Segundo a pesquisa, apenas 65,8% dos brasileiros estavam em condição de segurança alimentar em 2009, ante 60,1% em 2004. Ou seja, no ano passado mais de um terço da população (34,2%) estava em situação de insegurança. São pessoas que apresentavam alguma restrição alimentar ou, pelo menos, preocupação com a possibilidade de ocorrer restrição por falta de dinheiro para comprar comida. Esse grupo se dividia em três categorias: 20,9% com insegurança leve, 7,4% com moderada e 5,8% na situação grave (11,2 milhões de pessoas). Do total na última classificação, 1 milhão eram crianças de 0 a 4 anos. Em 2004, a situação grave atingia 8,2% da população.

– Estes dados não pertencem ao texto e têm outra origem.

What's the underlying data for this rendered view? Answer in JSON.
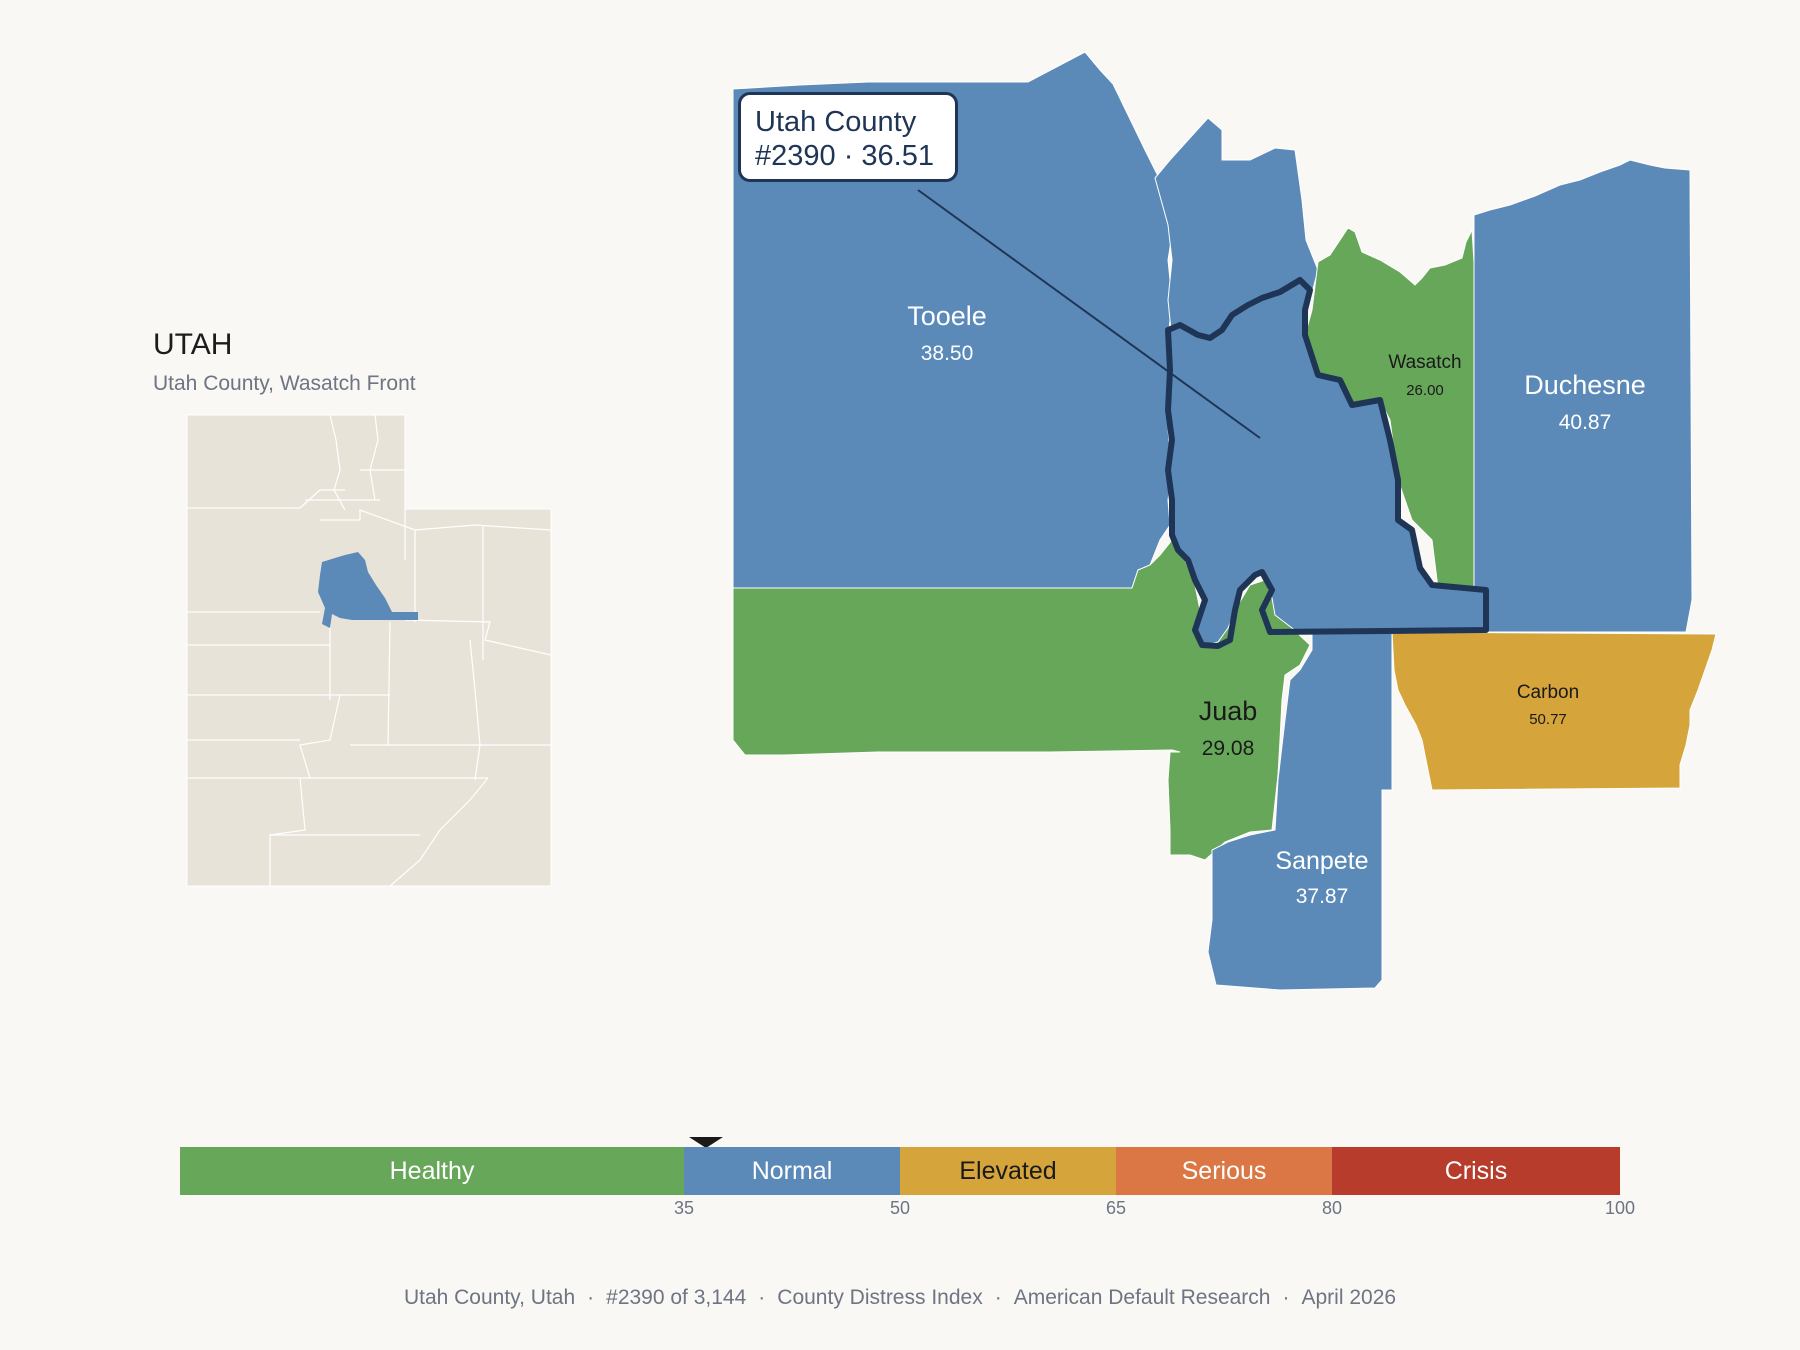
{
  "locator": {
    "state_title": "UTAH",
    "subtitle": "Utah County, Wasatch Front"
  },
  "callout": {
    "line1": "Utah County",
    "line2": "#2390 · 36.51"
  },
  "counties": [
    {
      "id": "tooele",
      "name": "Tooele",
      "value": "38.50",
      "category": "Normal"
    },
    {
      "id": "wasatch",
      "name": "Wasatch",
      "value": "26.00",
      "category": "Healthy"
    },
    {
      "id": "duchesne",
      "name": "Duchesne",
      "value": "40.87",
      "category": "Normal"
    },
    {
      "id": "juab",
      "name": "Juab",
      "value": "29.08",
      "category": "Healthy"
    },
    {
      "id": "sanpete",
      "name": "Sanpete",
      "value": "37.87",
      "category": "Normal"
    },
    {
      "id": "carbon",
      "name": "Carbon",
      "value": "50.77",
      "category": "Elevated"
    },
    {
      "id": "utah",
      "name": "Utah County",
      "value": "36.51",
      "category": "Normal",
      "highlighted": true
    }
  ],
  "scale": {
    "pointer_value": 36.51,
    "segments": [
      {
        "label": "Healthy",
        "from": 0,
        "to": 35,
        "color": "#67a75a",
        "text_color": "#ffffff"
      },
      {
        "label": "Normal",
        "from": 35,
        "to": 50,
        "color": "#5b8ab9",
        "text_color": "#ffffff"
      },
      {
        "label": "Elevated",
        "from": 50,
        "to": 65,
        "color": "#d5a43a",
        "text_color": "#1a1a1a"
      },
      {
        "label": "Serious",
        "from": 65,
        "to": 80,
        "color": "#db7745",
        "text_color": "#ffffff"
      },
      {
        "label": "Crisis",
        "from": 80,
        "to": 100,
        "color": "#b83c2c",
        "text_color": "#ffffff"
      }
    ],
    "ticks": [
      "35",
      "50",
      "65",
      "80",
      "100"
    ]
  },
  "footer": {
    "county": "Utah County, Utah",
    "rank": "#2390 of 3,144",
    "index": "County Distress Index",
    "source": "American Default Research",
    "date": "April 2026"
  },
  "colors": {
    "healthy": "#67a75a",
    "normal": "#5b8ab9",
    "elevated": "#d5a43a",
    "locator_fill": "#e8e3d8",
    "highlight_stroke": "#1f3556",
    "background": "#f9f8f5"
  }
}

O representante do ministério citou dados do México para afirmar que, lá, 62% encontram-se em situação de insegurança alimentar (leve, moderada e grave). “Nos EUA, a insegurança alimentar moderada e grave era de 5,7% em 2008, antes da crise”, afirma Rômulo. “A informação que temos é que a situação piorou em função da crise, por causa do aumento do desemprego.”

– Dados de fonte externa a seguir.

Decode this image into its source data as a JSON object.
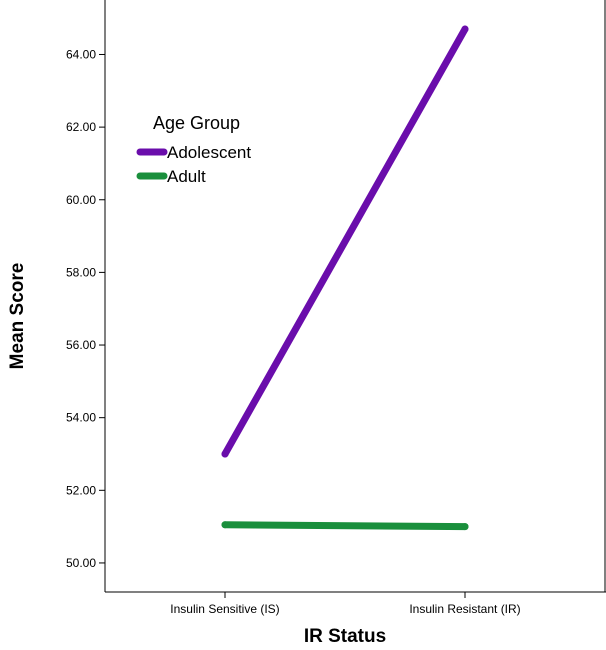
{
  "chart_data": {
    "type": "line",
    "categories": [
      "Insulin Sensitive (IS)",
      "Insulin Resistant (IR)"
    ],
    "series": [
      {
        "name": "Adolescent",
        "values": [
          53.0,
          64.7
        ],
        "color": "#6a0dab"
      },
      {
        "name": "Adult",
        "values": [
          51.05,
          51.0
        ],
        "color": "#1a8f3c"
      }
    ],
    "title": "",
    "xlabel": "IR Status",
    "ylabel": "Mean Score",
    "ylim": [
      49.2,
      65.5
    ],
    "yticks": [
      50.0,
      52.0,
      54.0,
      56.0,
      58.0,
      60.0,
      62.0,
      64.0
    ],
    "ytick_labels": [
      "50.00",
      "52.00",
      "54.00",
      "56.00",
      "58.00",
      "60.00",
      "62.00",
      "64.00"
    ],
    "legend": {
      "title": "Age Group",
      "placement": "top-left",
      "entries": [
        "Adolescent",
        "Adult"
      ]
    },
    "grid": false
  }
}
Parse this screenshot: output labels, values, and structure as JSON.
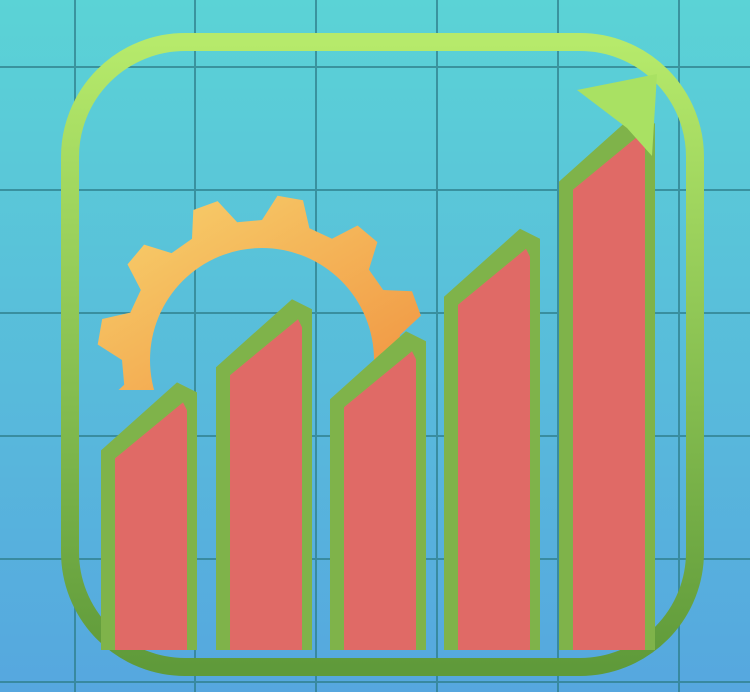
{
  "icon": {
    "name": "growth-chart-gear-app-icon",
    "background_gradient": [
      "#5bd3d6",
      "#56a7df"
    ],
    "grid_color": "#2f7f8c",
    "frame_gradient": [
      "#b6ea6b",
      "#5f9a3a"
    ],
    "bar_gradient": [
      "#7a1fe4",
      "#a54bb0",
      "#e06a66"
    ],
    "bar_cap_gradient": [
      "#b9ea6a",
      "#7fb34a"
    ],
    "gear_gradient": [
      "#f7d36e",
      "#f08a3a"
    ],
    "arrow_color": "#a9e163"
  },
  "bars": [
    {
      "name": "bar-1",
      "level": 0.39
    },
    {
      "name": "bar-2",
      "level": 0.52
    },
    {
      "name": "bar-3",
      "level": 0.47
    },
    {
      "name": "bar-4",
      "level": 0.63
    },
    {
      "name": "bar-5",
      "level": 0.81
    }
  ]
}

O IBGE aponta forte associação entre condição alimentar e rendimento das famílias: 58,3% dos domicílios do País na situação de insegurança moderada ou grave tinham até meio salário mínimo per capita ou nenhum rendimento. O estudo também mostra que os porcentuais de insegurança alimentar são mais altos nos domicílios com maior densidade por dormitório.
A gerente da pesquisa ressalta que a redução ocorreu principalmente nos domicílios onde havia crianças, na região Nordeste e na área rural. “O foco do Bolsa Família são domicílios com limitação de renda e com crianças”, explica ela. “Se o programa social estiver sendo encaminhado adequadamente, o impacto deve ter sido até mais importante do que o do salário mínimo”, diz Maria Lucia.
O IBGE aplicou um questionário com 14 perguntas sobre insegurança alimentar nos domicílios investigados na Pnad. As respostas foram dadas com base na experiência dos entrevistados nos três meses anteriores. Não foi calculado, porém, o porcentual de famílias com insegurança alimentar que eram atendidas pelo Bolsa Família em 2009.
Revisão
O diretor do Instituto Brasileiro de Análises Sociais e Econômicas (Ibase) e ex-presidente do Conselho Nacional de Segurança Alimentar e Nutricional (Consea), Francisco Menezes, defendeu uma “revisão permanente” do benefício do programa. “Acho que o Bolsa Família teve papel grande, porque existem famílias que não têm renda ou ela é muito baixa. Nesse sentido, está bem focado. Mas hoje o valor médio transferido é de até R$ 94, ainda abaixo da linha de pobreza extrema”, avalia.
“Defendo uma revisão permanente. Hoje, isso ocorre às vezes. Deveria ser tal como é com salário mínimo, a cada ano. Ainda não é suficiente, mas ajuda muito.” Para Menezes, o resultado do estudo mostra que o “progresso foi muito significativo, porque não é fácil fazer a redução”.
“Vejo com esperança quando a presidente eleita diz que o foco principal dela vai ser enfrentar a pobreza extrema. Isso é factível, mas vai exigir não só continuidade dessas políticas como capacidade de integração cada vez maior para que se possa de fato erradicar a insegurança alimentar grave.”